A cover-up led to Ofsted escaping blame for its part in the Baby P scandal, according to a BBC documentary.
Baby P: The Untold Story hears from an unidentified Ofsted inspector.
Assessment documentation of Haringey's children's services department "disappeared", the inspector said.
Ofsted said it "has always been entirely open" about the "change between Haringey's provisional annual performance assessment grade and the judgment finally given in 2008".
Peter Connelly, known as Baby P, died at the age of 17 months in 2007 after being subjected to months of abuse.
He had more than 50 injuries, despite being on the at-risk register and receiving 60 visits from social workers, police and health professionals over eight months.
Peter's mother, Tracey Connelly, her boyfriend, Steven Barker, and his brother, Jason Owen, were jailed in May 2009 for causing or allowing the child's death.
The assessment documentation disappeared after Ofsted's grading of the council was changed from grade three, meaning "good", to grade one, indicating "inadequate", following publicity about Haringey's failings, according to the inspector.
"I don't know who made the decision to delete those files.
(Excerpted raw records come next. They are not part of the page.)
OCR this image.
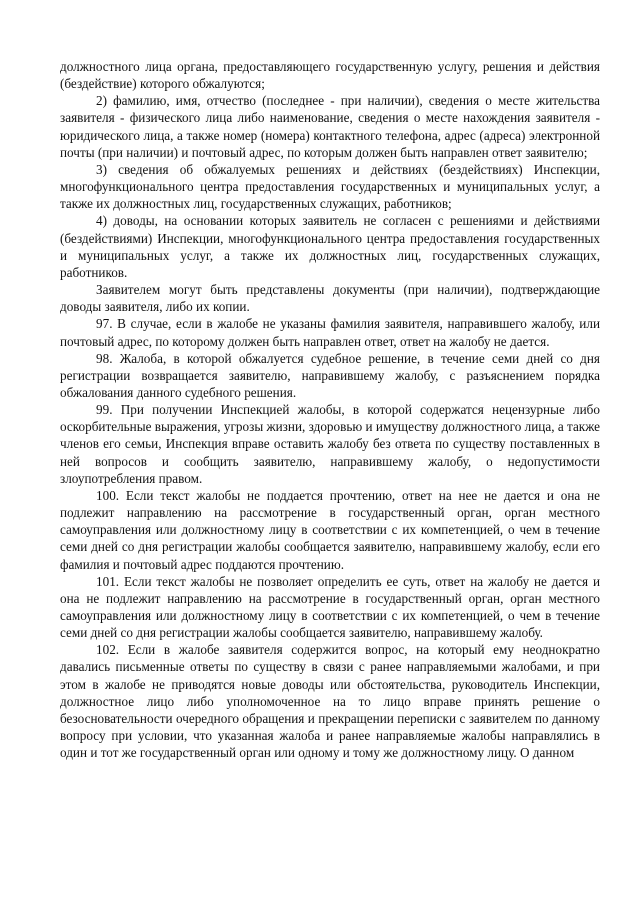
должностного лица органа, предоставляющего государственную услугу, решения и действия (бездействие) которого обжалуются;

2) фамилию, имя, отчество (последнее - при наличии), сведения о месте жительства заявителя - физического лица либо наименование, сведения о месте нахождения заявителя - юридического лица, а также номер (номера) контактного телефона, адрес (адреса) электронной почты (при наличии) и почтовый адрес, по которым должен быть направлен ответ заявителю;

3) сведения об обжалуемых решениях и действиях (бездействиях) Инспекции, многофункционального центра предоставления государственных и муниципальных услуг, а также их должностных лиц, государственных служащих, работников;

4) доводы, на основании которых заявитель не согласен с решениями и действиями (бездействиями) Инспекции, многофункционального центра предоставления государственных и муниципальных услуг, а также их должностных лиц, государственных служащих, работников.

Заявителем могут быть представлены документы (при наличии), подтверждающие доводы заявителя, либо их копии.

97. В случае, если в жалобе не указаны фамилия заявителя, направившего жалобу, или почтовый адрес, по которому должен быть направлен ответ, ответ на жалобу не дается.

98. Жалоба, в которой обжалуется судебное решение, в течение семи дней со дня регистрации возвращается заявителю, направившему жалобу, с разъяснением порядка обжалования данного судебного решения.

99. При получении Инспекцией жалобы, в которой содержатся нецензурные либо оскорбительные выражения, угрозы жизни, здоровью и имуществу должностного лица, а также членов его семьи, Инспекция вправе оставить жалобу без ответа по существу поставленных в ней вопросов и сообщить заявителю, направившему жалобу, о недопустимости злоупотребления правом.

100. Если текст жалобы не поддается прочтению, ответ на нее не дается и она не подлежит направлению на рассмотрение в государственный орган, орган местного самоуправления или должностному лицу в соответствии с их компетенцией, о чем в течение семи дней со дня регистрации жалобы сообщается заявителю, направившему жалобу, если его фамилия и почтовый адрес поддаются прочтению.

101. Если текст жалобы не позволяет определить ее суть, ответ на жалобу не дается и она не подлежит направлению на рассмотрение в государственный орган, орган местного самоуправления или должностному лицу в соответствии с их компетенцией, о чем в течение семи дней со дня регистрации жалобы сообщается заявителю, направившему жалобу.

102. Если в жалобе заявителя содержится вопрос, на который ему неоднократно давались письменные ответы по существу в связи с ранее направляемыми жалобами, и при этом в жалобе не приводятся новые доводы или обстоятельства, руководитель Инспекции, должностное лицо либо уполномоченное на то лицо вправе принять решение о безосновательности очередного обращения и прекращении переписки с заявителем по данному вопросу при условии, что указанная жалоба и ранее направляемые жалобы направлялись в один и тот же государственный орган или одному и тому же должностному лицу. О данном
But if you remove that information you remove your accountability," the whistleblower said.
"I felt that was a cover-up.
"I think there were senior people within Ofsted who have never been held accountable for Ofsted's behaviour around the Baby P case," said the inspector, whose voice was disguised to secure anonymity.
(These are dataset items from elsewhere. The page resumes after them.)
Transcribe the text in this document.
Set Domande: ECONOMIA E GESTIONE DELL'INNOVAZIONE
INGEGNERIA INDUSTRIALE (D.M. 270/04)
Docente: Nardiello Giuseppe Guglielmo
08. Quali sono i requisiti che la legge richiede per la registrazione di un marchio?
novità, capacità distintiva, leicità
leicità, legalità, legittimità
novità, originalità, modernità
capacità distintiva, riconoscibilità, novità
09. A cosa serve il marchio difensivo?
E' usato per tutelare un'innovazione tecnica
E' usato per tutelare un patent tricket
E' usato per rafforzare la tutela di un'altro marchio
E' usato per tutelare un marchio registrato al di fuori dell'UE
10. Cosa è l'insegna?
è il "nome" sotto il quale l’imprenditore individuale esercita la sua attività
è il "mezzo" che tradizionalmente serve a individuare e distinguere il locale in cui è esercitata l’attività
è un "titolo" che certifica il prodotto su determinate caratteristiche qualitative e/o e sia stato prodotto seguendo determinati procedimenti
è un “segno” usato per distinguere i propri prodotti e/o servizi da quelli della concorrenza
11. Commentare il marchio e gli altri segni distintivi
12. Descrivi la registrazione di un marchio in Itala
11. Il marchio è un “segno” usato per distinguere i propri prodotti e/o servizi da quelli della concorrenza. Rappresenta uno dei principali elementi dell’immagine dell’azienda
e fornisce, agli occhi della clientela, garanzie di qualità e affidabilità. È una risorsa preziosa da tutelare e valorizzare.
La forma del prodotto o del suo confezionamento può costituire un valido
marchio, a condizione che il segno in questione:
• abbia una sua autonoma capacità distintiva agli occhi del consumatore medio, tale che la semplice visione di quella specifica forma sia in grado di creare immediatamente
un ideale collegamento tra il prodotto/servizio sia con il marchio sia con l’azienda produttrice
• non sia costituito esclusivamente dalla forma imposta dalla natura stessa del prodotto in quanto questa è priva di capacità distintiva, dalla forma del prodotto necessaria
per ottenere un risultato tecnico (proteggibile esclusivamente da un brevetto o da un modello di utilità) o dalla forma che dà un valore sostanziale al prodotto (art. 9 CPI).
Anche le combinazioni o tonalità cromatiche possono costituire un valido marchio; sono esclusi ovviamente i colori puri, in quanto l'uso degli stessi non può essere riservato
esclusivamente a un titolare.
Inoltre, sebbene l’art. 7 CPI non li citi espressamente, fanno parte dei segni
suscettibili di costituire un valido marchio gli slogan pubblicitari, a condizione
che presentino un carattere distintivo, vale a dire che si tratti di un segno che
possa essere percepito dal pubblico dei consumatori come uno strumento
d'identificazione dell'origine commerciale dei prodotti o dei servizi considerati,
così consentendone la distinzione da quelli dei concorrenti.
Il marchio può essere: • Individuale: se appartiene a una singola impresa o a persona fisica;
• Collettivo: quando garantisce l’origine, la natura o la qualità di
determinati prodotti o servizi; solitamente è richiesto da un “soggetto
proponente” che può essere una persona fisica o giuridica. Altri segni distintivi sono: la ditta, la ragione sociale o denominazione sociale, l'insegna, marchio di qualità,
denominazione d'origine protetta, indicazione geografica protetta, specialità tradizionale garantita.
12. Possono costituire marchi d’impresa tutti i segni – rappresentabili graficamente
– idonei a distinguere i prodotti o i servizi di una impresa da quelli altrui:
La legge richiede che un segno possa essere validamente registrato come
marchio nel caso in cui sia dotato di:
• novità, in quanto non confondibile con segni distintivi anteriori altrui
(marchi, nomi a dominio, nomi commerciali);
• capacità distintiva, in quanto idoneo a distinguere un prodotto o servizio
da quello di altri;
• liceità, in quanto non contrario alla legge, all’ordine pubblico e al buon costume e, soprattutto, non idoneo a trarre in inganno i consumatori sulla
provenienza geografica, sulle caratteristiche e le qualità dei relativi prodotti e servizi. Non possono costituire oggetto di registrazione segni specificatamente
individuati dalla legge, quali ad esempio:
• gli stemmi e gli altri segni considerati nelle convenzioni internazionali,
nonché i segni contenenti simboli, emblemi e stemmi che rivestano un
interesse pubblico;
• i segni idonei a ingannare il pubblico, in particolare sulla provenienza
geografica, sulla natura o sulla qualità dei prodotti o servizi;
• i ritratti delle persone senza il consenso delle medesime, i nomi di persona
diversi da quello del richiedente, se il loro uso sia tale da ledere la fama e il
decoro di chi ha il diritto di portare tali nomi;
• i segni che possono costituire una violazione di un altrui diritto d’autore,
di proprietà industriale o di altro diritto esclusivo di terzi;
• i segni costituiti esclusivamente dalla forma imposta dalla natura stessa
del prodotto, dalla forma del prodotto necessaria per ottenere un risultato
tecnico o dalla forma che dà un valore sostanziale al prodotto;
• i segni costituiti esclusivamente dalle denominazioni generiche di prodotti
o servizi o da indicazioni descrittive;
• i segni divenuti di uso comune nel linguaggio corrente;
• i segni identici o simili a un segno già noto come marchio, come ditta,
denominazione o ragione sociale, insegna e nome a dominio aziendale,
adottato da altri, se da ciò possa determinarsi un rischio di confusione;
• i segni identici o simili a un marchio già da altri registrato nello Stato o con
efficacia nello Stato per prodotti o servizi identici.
The 90-minute documentary also hears damning evidence about Great Ormond Street Hospital (GOSH), which managed the borough's medical staff.
Sharon Shoesmith, who was director of children's services at the council at the time, tells the documentary she and her colleagues "wept together" when they read about what Peter had suffered.
Ms Shoesmith was sacked in December 2008 by the then children's secretary Ed Balls.
She claimed she had been unfairly dismissed and the Court of Appeal ruled in her favour in 2011, saying she had been "unfairly scapegoated"
She was awarded £679,452 following her unfair dismissal claim.
"The child was so vulnerable and we missed it," Ms Shoesmith said in the documentary. "All of us - the police, the social workers, the health people, all of those health agencies - you could just go through it again and again. If only this, if only that.
"We missed it and we missed it and we missed it."
A spokeswoman for the education watchdog said: "Ofsted has always been entirely open about the fact that there was a change between Haringey's provisional annual performance assessment grade and the judgment finally given in 2008.
"The reasons, as established at the time, were clear. In the first instance data provided by Haringey to contribute towards the provisional assessment was found to be misleading - a fact established by the emergency inspection of November 2008.
"Further, as would be expected, the evidence of serious safeguarding concerns uncovered by the emergency inspection itself - which took place between the provisional grade being given and the final assessment - was taken into account in the final grading."